As we head into the first week of February trading, it will be interesting to see if gold and silver can continue to capitalize on the uncertainty currently held by such an overwhelming number of investors.
Safe-Haven Demand Drives Precious Metals
Throughout much of the first half of this week, precious metals spot values were on the rise thanks, largely, to the growing sense of uncertainty being exhibited by global investors. As equity markets across Europe, Asia, and the Americas continue to tumble, and 2016 economic growth expectations get downgraded, investors are realizing the need to safeguard their wealth, and are doing that with gold and silver.
Towards the end of the week, both gold and silver suffered some minor losses, but these were due more to profit-taking and chart consolidation than anything else.
FOMC Meeting Brings No Change
Though it is typically big news, this week’s installment of the Federal Open Market Committee meeting largely flew under the radar. The reason for this is perhaps due to the fact that no one was expecting anything to come from this meeting. While at one point there may have been expectations that the Fed would raise interest rates yet again, that much did not prove to be the case.
In fact, the Fed hinted that it may be quite some time before rates are raised again. In a statement made after the meeting, the Fed said that current, uncertain market conditions were to blame for the lack of rates being raised. With so many people expecting this poor market atmosphere to carry on through the next few weeks, and maybe even next few months, there isn’t exactly a plethora of people who are expecting rates to be raised again at March’s meeting either.
OPEC Meeting in the Cards
A rumor that surfaced towards the end of the week was that OPEC member nations were going to soon meet in order to talk about what can be done to combat the falling price of crude oil. Up to this point, calls for countries to limit their production have gone ignored, so it is interesting to see OPEC pursue the same tactics this time around.

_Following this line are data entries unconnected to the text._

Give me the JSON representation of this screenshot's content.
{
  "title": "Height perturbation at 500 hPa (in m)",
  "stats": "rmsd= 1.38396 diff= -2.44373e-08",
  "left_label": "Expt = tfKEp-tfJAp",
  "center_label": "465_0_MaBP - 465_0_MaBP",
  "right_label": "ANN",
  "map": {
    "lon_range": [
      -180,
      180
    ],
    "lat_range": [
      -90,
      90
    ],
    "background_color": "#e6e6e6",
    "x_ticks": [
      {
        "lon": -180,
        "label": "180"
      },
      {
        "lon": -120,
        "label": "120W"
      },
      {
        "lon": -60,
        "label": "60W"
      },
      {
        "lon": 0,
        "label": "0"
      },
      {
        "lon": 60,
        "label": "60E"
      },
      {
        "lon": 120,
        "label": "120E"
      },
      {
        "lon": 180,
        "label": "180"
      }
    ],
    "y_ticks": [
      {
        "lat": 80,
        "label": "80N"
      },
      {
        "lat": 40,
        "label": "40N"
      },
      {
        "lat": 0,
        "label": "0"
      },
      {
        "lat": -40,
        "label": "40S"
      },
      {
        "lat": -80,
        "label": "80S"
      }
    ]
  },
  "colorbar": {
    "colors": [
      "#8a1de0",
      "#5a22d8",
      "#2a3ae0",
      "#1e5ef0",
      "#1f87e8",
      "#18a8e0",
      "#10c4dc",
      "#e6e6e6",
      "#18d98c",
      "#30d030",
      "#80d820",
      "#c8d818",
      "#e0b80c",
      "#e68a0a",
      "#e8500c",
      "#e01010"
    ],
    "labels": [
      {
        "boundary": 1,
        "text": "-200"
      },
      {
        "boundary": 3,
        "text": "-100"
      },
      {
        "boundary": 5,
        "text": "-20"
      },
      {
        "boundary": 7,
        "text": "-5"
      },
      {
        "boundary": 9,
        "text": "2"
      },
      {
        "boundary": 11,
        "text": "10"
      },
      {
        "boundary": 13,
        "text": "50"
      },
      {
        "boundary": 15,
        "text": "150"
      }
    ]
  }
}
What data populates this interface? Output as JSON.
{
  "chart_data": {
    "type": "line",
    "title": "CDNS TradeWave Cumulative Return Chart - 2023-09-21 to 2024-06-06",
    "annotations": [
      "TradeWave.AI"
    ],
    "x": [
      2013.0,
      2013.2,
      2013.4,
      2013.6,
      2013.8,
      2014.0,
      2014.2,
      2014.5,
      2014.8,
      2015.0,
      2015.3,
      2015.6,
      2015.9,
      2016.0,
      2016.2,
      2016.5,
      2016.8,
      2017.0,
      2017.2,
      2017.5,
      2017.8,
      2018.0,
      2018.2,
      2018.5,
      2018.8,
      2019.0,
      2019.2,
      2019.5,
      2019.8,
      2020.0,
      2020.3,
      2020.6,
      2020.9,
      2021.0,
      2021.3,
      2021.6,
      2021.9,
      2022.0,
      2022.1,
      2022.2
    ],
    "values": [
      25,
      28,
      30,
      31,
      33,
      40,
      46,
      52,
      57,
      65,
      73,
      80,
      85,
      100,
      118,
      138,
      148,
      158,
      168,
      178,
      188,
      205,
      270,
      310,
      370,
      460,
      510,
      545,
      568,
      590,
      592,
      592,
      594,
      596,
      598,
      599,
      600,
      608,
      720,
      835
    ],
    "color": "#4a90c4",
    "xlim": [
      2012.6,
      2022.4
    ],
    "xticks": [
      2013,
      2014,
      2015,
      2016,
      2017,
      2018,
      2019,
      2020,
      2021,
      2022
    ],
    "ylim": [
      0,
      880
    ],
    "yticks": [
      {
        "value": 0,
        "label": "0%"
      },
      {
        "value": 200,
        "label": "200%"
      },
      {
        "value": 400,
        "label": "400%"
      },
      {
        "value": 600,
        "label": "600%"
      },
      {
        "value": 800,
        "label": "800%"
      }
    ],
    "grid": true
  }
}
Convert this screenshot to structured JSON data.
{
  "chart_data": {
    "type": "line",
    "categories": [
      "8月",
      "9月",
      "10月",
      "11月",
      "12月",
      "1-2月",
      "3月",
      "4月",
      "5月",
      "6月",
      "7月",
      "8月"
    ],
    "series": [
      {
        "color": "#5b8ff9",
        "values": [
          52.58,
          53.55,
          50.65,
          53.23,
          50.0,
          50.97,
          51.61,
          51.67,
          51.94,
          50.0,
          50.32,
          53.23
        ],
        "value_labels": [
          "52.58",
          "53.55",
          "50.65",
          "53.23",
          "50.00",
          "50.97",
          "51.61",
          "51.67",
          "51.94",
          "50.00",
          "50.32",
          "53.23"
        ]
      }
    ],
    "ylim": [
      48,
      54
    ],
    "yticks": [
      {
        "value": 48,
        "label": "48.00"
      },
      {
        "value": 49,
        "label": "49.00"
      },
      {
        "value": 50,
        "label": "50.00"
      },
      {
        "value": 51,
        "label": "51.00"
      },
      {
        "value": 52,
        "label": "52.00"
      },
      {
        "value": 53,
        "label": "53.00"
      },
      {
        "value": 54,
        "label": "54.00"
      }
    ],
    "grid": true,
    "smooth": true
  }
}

Making things a bit more interesting, however, is the fact that Russia is supposedly in talks with countries like Saudi Arabia and Kuwait about possibly joining them in curbing the production of crude oil. Though these talks have fine intentions, the fact that Iranian crude oil may become a bigger player in the global crude oil market is something that may undermine any decisions made by OPEC countries. As of now, there is no date set for these rumored OPEC talks.
In other news on Friday, the Bank of Japan announced that, effective February 16th, the country would be subjected to a negative .1% deposit rate. This move was made in an effort to drive up inflation despite falling crude oil prices working to do the exact opposite. In addition to this announcement, the BoJ made it clear that they are not counting out the possibility of venturing further into negative territory as far as interest rates are concerned. Aiming to reach a 2% inflation rate, Japan is currently far from that goal at the present moment in time.